Antologia Corta-Fitas (XV)
No princípio dos anos 80 La Familia Ingalls – assim foi traduzida para castelhano a série norte-americana Little House on the Prairie – foi uma das séries mais amadas na Argentina. Vivia eu em Buenos Aires com os meus pais e irmãos e por isso recordar a saga de Michael Landon é lembrar-me desses tempos em Olivos. Creio até que foi a primeira série que vi. Com seis e sete anos não reparava que cada episódio encarnava os postulados arreigados da moral protestante da América. Nem me apercebia de que o melodrama de uma família rural norte-americana à procura do seu lugar no velho Oeste do século XIX continuava a ser a expressão, mais de um século depois, do sonho americano. O que eu sim reparava, de maneira irreflectida claro, era na intensidade da figura do Pai – Charles Ingalls, interpretado por Michael Landon. Cada episódio explorava a tensão entre a presença e a ausência do Pai. Se Charles não estava, tudo parecia correr mal à boa família de Plum Creek - a mãe, Carolyne, e as três filhas – Mary, Laura e Carrie. Charles era a protecção, a sabedoria, a força física daquelas mulheres. Laura era de facto a protagonista – a doce rebelde e desassombrada Laura Ingalls (Melissa Gilbert). Mas era à sombra do Pai, o seu ídolo, que ela respirava liberdade. Mesmo os pícaros irmãos Nellie e Willie, filhos do ridículo e snob casal Oleson - Nels e Harriett - donos do armazém, se rendiam perante a estatura moral do Pai Ingalls. Aliás, a família Oleson era precisamente o contraponto dos Ingalls. Com os Ingalls ríamo-nos dos perversos, mas também desastrados Oleson. Com os Ingalls moralizávamos tudo e todos.
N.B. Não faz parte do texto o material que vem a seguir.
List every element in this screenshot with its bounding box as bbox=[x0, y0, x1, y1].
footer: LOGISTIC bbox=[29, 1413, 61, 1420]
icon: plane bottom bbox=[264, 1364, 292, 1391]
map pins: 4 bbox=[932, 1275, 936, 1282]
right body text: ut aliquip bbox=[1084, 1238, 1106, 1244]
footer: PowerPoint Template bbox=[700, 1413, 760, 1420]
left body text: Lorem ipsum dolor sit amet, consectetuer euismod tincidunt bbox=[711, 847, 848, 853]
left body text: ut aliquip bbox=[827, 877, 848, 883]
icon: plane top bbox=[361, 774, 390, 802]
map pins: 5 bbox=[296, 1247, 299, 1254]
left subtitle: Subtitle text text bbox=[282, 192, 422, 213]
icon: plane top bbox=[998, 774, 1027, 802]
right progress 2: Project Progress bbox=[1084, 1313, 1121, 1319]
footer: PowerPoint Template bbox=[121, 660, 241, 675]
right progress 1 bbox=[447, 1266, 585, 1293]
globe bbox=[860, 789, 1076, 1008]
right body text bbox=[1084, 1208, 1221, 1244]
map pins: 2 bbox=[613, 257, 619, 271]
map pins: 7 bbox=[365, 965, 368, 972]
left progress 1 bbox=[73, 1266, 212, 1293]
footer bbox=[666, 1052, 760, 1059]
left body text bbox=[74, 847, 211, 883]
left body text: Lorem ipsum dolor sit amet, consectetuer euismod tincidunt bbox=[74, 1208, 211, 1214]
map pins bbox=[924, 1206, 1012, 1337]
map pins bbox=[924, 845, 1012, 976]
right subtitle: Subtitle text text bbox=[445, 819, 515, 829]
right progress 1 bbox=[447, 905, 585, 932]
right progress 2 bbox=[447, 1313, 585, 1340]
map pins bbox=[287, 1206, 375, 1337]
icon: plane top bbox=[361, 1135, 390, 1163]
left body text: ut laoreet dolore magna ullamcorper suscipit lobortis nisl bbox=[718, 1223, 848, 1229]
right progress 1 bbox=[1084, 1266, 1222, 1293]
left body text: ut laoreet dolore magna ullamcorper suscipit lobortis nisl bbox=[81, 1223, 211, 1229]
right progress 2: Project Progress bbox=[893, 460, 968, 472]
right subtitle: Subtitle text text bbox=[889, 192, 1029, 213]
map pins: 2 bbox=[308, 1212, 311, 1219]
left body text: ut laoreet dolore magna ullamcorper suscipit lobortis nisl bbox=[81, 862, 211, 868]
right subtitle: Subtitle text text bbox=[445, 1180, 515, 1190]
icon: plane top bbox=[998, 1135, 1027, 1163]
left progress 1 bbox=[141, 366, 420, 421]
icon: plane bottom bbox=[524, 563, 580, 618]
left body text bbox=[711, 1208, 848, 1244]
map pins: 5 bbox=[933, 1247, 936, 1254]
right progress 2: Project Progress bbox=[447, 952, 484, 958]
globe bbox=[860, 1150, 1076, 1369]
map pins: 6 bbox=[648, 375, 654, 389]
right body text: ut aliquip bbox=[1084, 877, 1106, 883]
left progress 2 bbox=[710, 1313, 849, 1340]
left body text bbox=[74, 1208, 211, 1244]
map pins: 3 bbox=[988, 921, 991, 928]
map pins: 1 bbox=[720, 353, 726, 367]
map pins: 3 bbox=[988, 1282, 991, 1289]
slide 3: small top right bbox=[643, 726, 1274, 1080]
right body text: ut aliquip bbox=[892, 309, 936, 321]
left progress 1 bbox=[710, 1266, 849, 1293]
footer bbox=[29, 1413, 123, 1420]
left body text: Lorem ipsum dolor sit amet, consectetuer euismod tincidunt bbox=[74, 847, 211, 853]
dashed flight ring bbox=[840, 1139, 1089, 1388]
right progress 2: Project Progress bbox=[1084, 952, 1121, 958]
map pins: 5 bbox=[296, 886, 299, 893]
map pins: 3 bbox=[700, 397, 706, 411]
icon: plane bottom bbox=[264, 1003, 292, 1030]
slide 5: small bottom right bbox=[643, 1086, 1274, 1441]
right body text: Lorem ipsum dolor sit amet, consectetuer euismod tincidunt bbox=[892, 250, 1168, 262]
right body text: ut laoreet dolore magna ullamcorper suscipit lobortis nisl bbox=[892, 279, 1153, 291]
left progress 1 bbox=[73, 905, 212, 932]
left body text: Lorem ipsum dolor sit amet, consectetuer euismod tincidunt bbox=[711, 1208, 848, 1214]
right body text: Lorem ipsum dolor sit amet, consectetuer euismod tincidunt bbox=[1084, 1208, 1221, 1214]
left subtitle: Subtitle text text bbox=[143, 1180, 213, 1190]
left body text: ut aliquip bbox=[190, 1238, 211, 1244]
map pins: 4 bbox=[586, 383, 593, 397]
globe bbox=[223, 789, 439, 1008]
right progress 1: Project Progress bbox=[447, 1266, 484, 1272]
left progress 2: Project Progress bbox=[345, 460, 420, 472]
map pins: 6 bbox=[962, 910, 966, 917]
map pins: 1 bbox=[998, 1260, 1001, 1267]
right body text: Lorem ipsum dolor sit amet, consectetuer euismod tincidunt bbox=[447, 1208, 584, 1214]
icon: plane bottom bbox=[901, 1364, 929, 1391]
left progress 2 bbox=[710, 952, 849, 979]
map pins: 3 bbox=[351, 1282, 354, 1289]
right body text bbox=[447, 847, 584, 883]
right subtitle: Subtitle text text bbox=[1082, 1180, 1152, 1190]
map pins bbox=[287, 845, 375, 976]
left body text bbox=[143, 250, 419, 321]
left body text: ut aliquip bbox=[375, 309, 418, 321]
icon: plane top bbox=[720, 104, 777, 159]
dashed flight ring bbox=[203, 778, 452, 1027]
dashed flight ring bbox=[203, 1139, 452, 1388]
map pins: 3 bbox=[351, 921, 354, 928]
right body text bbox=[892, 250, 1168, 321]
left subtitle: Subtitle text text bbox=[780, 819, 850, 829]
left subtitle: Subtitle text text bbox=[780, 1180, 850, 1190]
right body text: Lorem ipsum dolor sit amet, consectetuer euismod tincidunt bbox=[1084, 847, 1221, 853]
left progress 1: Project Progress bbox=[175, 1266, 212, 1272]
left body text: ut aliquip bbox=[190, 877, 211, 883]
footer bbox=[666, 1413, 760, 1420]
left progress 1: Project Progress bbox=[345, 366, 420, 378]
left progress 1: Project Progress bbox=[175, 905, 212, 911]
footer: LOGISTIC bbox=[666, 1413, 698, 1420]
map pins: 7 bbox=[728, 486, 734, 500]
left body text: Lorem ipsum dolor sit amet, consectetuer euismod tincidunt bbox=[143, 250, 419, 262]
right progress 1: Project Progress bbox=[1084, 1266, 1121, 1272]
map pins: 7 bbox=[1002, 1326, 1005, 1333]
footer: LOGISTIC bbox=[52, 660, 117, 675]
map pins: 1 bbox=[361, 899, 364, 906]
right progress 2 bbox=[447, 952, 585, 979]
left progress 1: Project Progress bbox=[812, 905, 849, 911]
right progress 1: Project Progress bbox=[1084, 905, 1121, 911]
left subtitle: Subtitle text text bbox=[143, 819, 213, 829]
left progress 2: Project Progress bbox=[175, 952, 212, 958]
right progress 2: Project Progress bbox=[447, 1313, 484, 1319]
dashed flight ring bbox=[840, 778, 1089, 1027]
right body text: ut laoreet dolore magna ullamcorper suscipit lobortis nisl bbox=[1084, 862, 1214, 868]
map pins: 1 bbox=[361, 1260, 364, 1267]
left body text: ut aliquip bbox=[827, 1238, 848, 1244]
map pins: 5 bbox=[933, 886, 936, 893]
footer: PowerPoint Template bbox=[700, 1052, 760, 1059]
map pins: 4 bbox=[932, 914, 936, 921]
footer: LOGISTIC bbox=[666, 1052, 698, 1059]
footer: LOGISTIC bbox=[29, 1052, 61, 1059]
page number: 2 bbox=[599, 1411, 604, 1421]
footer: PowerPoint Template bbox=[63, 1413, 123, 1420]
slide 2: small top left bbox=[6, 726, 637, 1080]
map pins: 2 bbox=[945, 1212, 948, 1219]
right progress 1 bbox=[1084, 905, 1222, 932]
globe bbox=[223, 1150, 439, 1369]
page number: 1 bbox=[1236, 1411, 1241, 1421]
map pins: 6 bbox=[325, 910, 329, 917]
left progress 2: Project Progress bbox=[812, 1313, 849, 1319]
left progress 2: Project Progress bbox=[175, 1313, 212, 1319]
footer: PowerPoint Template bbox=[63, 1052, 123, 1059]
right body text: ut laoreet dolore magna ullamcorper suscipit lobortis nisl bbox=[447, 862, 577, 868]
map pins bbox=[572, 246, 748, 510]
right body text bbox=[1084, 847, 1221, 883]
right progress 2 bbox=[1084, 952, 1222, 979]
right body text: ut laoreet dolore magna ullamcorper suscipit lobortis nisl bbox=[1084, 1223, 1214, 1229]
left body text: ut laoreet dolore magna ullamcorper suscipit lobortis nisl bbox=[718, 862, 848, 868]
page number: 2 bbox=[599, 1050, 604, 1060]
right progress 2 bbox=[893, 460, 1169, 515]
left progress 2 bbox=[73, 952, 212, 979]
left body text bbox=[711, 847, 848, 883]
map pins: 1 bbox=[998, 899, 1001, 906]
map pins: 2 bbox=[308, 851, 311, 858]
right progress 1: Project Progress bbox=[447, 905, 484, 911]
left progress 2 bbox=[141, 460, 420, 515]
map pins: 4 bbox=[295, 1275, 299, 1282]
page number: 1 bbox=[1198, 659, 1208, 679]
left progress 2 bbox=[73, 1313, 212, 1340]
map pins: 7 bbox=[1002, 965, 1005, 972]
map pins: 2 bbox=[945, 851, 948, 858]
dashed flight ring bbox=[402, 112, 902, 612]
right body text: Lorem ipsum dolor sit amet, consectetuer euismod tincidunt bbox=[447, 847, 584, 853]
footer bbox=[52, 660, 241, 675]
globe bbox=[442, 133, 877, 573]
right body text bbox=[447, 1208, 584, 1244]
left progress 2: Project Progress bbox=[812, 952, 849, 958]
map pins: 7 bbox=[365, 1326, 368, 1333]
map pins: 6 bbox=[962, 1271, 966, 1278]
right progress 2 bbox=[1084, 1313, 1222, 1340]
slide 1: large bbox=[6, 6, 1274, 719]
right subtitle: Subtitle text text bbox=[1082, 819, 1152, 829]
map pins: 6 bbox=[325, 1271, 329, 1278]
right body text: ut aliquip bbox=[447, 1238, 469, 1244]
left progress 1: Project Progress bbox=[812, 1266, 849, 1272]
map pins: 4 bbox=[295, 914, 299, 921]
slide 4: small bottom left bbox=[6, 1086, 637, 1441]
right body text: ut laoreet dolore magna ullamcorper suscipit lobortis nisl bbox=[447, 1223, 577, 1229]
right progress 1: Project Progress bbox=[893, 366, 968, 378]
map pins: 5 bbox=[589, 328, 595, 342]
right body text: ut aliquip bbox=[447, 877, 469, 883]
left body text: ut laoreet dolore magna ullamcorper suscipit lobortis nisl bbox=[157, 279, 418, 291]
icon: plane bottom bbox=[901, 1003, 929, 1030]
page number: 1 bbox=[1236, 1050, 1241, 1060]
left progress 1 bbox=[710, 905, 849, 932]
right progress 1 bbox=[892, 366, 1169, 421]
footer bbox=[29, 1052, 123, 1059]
Michael Landon nunca escondeu a agenda moralista da série. Ele próprio decidiu fazer dos escritos de Laura Ingalls Wilder (Little House, 1938) um exemplo. E o que é certo é que durante nove anos consecutivos (de 1974 a 1983) a NBC fez sucesso ao defender os valores da família unida que superava sempre todo o tipo de contrariedades e até as discriminações de cara alegre. À parte o irrealismo moral, foi uma série que me prendeu à televisão e que hoje me leva a questionar o que fez desaparecer tão repentinamente a figura do Pai da cultura familiar ocidental.